The entire principal amount of this Note, together with all accrued and unpaid
interest on this Note, shall be due and payable on the earlier of (i) ten days
following the sale of Borrower’s home in Spartanburg, South Carolina, or
(ii) June 1, 2007.

Interest shall accrue on any amount past due hereunder at a rate equal to three
percent (3.0%) per annum in excess of the interest rate otherwise payable
hereunder. All such interest shall be due and payable on demand.

The Borrower shall pay all expenses incurred by the Holder in the collection of
this Note, including, without limitation, attorneys’ fees and disbursements in
the amount of fifteen percent (15%) of the unpaid principal balance and accrued
interest if this Note is collected by or through an attorney-at-law.

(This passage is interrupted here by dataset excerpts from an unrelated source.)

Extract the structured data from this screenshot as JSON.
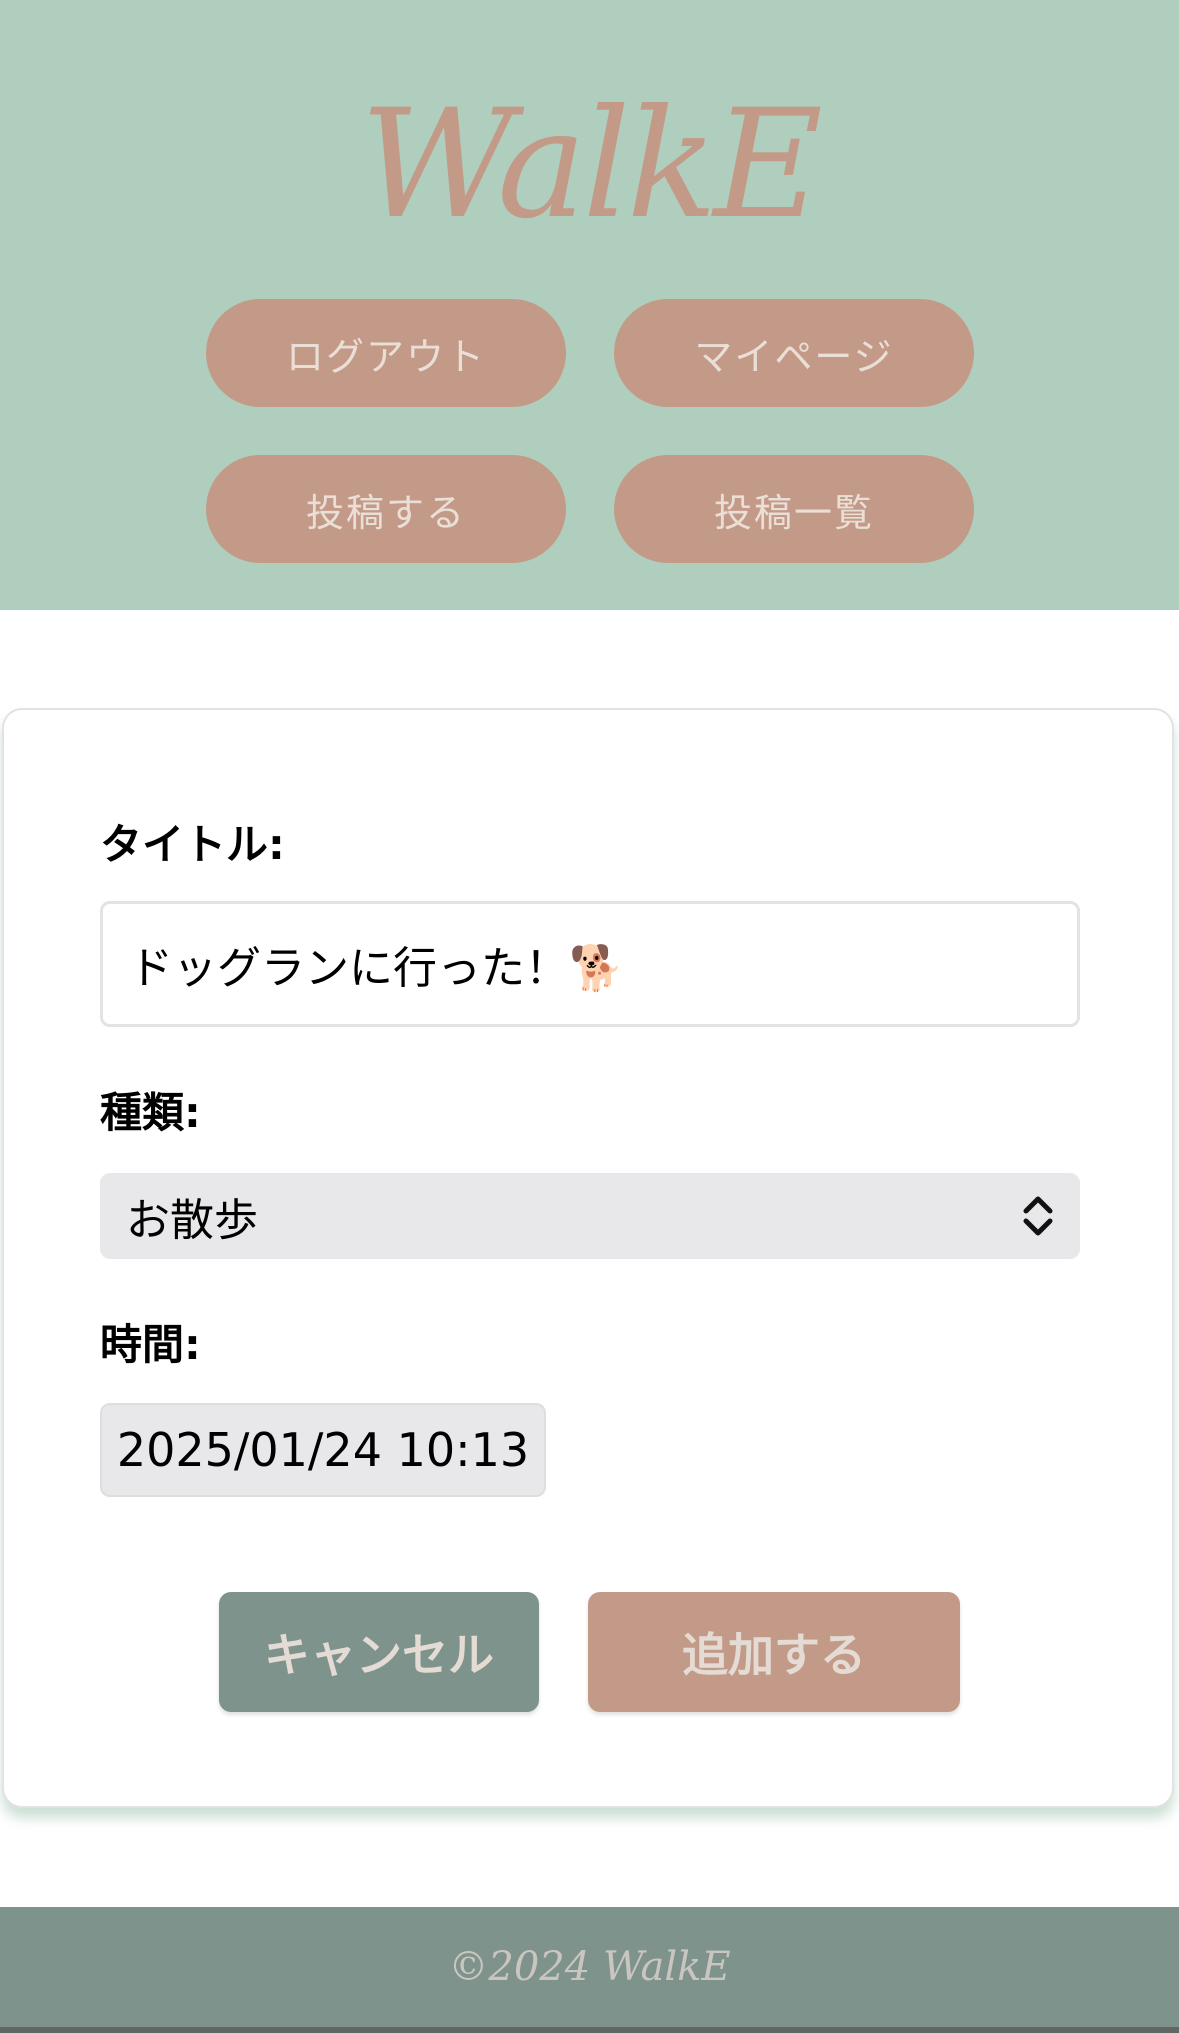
{
  "header": {
    "logo": "WalkE",
    "nav": {
      "logout": "ログアウト",
      "mypage": "マイページ",
      "post": "投稿する",
      "post_list": "投稿一覧"
    }
  },
  "form": {
    "title_label": "タイトル:",
    "title_value": "ドッグランに行った！🐕",
    "type_label": "種類:",
    "type_selected": "お散歩",
    "time_label": "時間:",
    "time_value": "2025/01/24 10:13",
    "cancel_label": "キャンセル",
    "submit_label": "追加する"
  },
  "footer": {
    "copyright": "©2024 WalkE"
  },
  "colors": {
    "header_bg": "#b0cebd",
    "accent": "#c39a88",
    "footer_bg": "#7d938c",
    "cancel_bg": "#7d938c"
  },
  "icons": {
    "select": "up-down-chevron-icon"
  }
}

Time is of the essence of this Note.

No delay or failure on the part of the Holder in the exercise of any right or
remedy shall operate as a waiver thereof, and no single or partial exercise by
the Holder of any right or remedy shall preclude other or further exercise
thereof or the exercise of any other right or remedy.

All amendments to this Note, and any waiver or consent of the Holder, must be in
writing and signed by the Holder and the Borrower.

The Borrower hereby waives presentment, demand, notice of dishonor, protests and
all other notices whatever.

THIS NOTE SHALL BE GOVERNED BY AND CONSTRUED IN ACCORDANCE WITH THE LAWS OF THE
STATE OF GEORGIA.

IN WITNESS WHEREOF, the Borrower has executed and delivered this Promissory Note
as of the date and year first written above.